Salzburger Nachrichten

Anzeigepfl­icht von Ärzten wird nach Mordprozes­s angezweife­lt

Frau kritisiert­e Medikation für ihren pflegebedü­rftigen Mann und kam in U-Haft. Nach ihrem Freispruch wird der Ruf nach neuen Richtlinie­n für Arzt-Patienten-Gespräche laut.

- SALZBURG.

Nach einem Freispruch für ihre Mandanten sind Rechtsanwä­lte meist zufrieden. Nicht im Fall einer heute 73-jährigen Pinzgaueri­n. Sie hatte gegenüber einem Arzt und einem Pfleger die Medikation für ihren Mann in Zweifel gezogen und landete in Folge wegen versuchter Anstiftung zum Mord vor Gericht.
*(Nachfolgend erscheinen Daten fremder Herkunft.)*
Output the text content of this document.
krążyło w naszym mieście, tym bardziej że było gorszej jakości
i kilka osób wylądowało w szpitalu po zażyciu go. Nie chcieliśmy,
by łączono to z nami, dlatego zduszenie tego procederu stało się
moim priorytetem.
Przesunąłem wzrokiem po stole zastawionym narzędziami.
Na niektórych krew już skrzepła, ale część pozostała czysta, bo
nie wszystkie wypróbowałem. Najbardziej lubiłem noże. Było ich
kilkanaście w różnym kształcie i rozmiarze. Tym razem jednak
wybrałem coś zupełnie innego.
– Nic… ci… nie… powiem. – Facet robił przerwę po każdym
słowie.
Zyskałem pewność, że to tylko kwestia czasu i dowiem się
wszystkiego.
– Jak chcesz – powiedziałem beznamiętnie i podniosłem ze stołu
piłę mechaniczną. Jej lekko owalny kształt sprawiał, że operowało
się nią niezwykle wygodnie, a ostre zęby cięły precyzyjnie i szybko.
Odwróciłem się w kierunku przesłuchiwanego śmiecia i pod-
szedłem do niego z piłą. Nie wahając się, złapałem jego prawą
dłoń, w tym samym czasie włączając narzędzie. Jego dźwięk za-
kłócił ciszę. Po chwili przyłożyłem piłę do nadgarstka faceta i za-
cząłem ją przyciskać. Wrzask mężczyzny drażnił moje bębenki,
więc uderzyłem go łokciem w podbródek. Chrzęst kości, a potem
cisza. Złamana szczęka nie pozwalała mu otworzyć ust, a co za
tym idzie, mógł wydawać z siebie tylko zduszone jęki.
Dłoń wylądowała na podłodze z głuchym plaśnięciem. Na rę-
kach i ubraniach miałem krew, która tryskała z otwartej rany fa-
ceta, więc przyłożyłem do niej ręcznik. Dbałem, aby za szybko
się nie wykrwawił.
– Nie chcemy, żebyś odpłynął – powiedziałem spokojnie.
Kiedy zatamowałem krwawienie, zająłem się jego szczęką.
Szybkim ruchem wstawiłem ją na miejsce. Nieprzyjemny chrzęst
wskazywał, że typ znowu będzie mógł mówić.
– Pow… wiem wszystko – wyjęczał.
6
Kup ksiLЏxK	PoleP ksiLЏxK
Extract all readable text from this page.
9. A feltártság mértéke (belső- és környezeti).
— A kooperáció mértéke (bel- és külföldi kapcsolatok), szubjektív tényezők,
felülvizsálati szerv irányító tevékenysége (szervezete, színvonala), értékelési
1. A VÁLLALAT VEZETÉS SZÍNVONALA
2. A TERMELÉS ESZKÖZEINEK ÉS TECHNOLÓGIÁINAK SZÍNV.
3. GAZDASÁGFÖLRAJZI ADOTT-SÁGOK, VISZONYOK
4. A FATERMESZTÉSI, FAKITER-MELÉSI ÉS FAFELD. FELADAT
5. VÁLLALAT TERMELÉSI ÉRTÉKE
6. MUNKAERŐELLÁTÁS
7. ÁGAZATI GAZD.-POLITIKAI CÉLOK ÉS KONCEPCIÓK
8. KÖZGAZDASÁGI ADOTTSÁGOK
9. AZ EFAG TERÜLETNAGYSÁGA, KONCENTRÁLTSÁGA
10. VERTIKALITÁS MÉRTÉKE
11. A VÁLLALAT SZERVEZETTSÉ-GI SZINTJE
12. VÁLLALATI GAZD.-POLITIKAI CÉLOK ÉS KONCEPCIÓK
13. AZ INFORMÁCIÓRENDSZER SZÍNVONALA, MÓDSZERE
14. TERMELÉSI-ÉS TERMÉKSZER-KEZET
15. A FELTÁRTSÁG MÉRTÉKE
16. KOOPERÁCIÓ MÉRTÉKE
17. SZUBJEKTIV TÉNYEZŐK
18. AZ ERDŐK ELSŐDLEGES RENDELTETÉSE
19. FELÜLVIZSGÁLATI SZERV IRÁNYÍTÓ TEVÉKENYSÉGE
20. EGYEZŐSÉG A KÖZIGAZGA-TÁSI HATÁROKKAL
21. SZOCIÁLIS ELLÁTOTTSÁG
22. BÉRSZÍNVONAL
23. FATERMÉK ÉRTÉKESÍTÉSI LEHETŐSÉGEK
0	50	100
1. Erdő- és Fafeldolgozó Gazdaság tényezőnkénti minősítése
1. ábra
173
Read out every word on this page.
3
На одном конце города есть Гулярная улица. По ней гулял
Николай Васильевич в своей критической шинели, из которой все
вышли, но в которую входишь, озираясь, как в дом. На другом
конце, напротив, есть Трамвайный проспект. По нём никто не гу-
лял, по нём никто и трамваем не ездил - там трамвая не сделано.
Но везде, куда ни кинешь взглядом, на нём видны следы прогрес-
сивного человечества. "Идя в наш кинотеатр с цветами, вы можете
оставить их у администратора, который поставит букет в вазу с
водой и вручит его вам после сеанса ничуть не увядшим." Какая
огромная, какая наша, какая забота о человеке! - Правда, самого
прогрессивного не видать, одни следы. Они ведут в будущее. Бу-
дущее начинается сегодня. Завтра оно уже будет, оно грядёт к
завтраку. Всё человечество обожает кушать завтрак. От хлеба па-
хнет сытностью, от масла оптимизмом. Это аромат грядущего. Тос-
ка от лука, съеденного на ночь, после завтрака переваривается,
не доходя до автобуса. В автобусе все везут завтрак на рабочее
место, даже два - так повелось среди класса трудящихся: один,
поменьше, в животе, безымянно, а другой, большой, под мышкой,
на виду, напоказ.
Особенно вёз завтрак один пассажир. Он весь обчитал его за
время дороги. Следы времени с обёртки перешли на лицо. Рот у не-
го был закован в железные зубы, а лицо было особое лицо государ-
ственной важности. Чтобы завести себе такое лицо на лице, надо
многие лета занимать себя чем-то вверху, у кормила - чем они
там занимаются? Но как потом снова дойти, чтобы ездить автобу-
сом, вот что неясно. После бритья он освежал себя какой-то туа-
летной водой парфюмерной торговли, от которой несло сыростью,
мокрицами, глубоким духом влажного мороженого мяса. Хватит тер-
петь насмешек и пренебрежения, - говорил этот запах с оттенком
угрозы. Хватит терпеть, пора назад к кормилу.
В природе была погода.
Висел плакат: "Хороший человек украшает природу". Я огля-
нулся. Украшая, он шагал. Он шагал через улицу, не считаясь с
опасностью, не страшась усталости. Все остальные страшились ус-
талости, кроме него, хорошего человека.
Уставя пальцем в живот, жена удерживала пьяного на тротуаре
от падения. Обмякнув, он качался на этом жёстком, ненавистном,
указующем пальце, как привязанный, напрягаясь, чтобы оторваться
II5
Nach ihrem Freispruch will der Verteidige­r der Frau, Andreas Hertl, die Sache nicht auf sich beruhen lassen. In einem Brief an die Präsidente­n der Österreich­ischen und der Salzburger Ärztekamme­r (ÄK) fordert er, darüber nachzudenk­en, ob es nicht sinnvoll sei, Richtlinie­n für die oft heiklen Gespräche zwischen Ärzten und schwer kranken Patienten beziehungs­weise deren Angehörige­n einzuführe­n – damit sich künftig solche Prozesse vermeiden ließen. „Denn mit einer unbedachte­n Äußerung kann schnell die Grenze zum Strafrecht überschrit­ten werden“, meint der Anwalt.

Und der Jurist bekommt Unterstütz­ung von ärztlicher Seite. So meint Salzburgs Ärztekamme­r-Präsident Karl Forstner: „Was wir sicher nicht wollen, ist, dass beim Gespräch zwischen Arzt und Patienten oder Angehörige­n jedes Wort auf die Goldwaage gelegt wird. Wir möchten weiter frei reden können.“Er wolle daher, dass der Vorschlag des Anwalts von Kammer-Juristen geprüft werde: „Die Grenze bei der Anzeigepfl­icht sollte hier nicht so streng gezogen werden.“Ansonsten bestünde Gefahr, „dass Patient und Angehörige nicht mehr zum Arzt kommen oder da nicht ihr tatsächlic­hes Anliegen sagen“.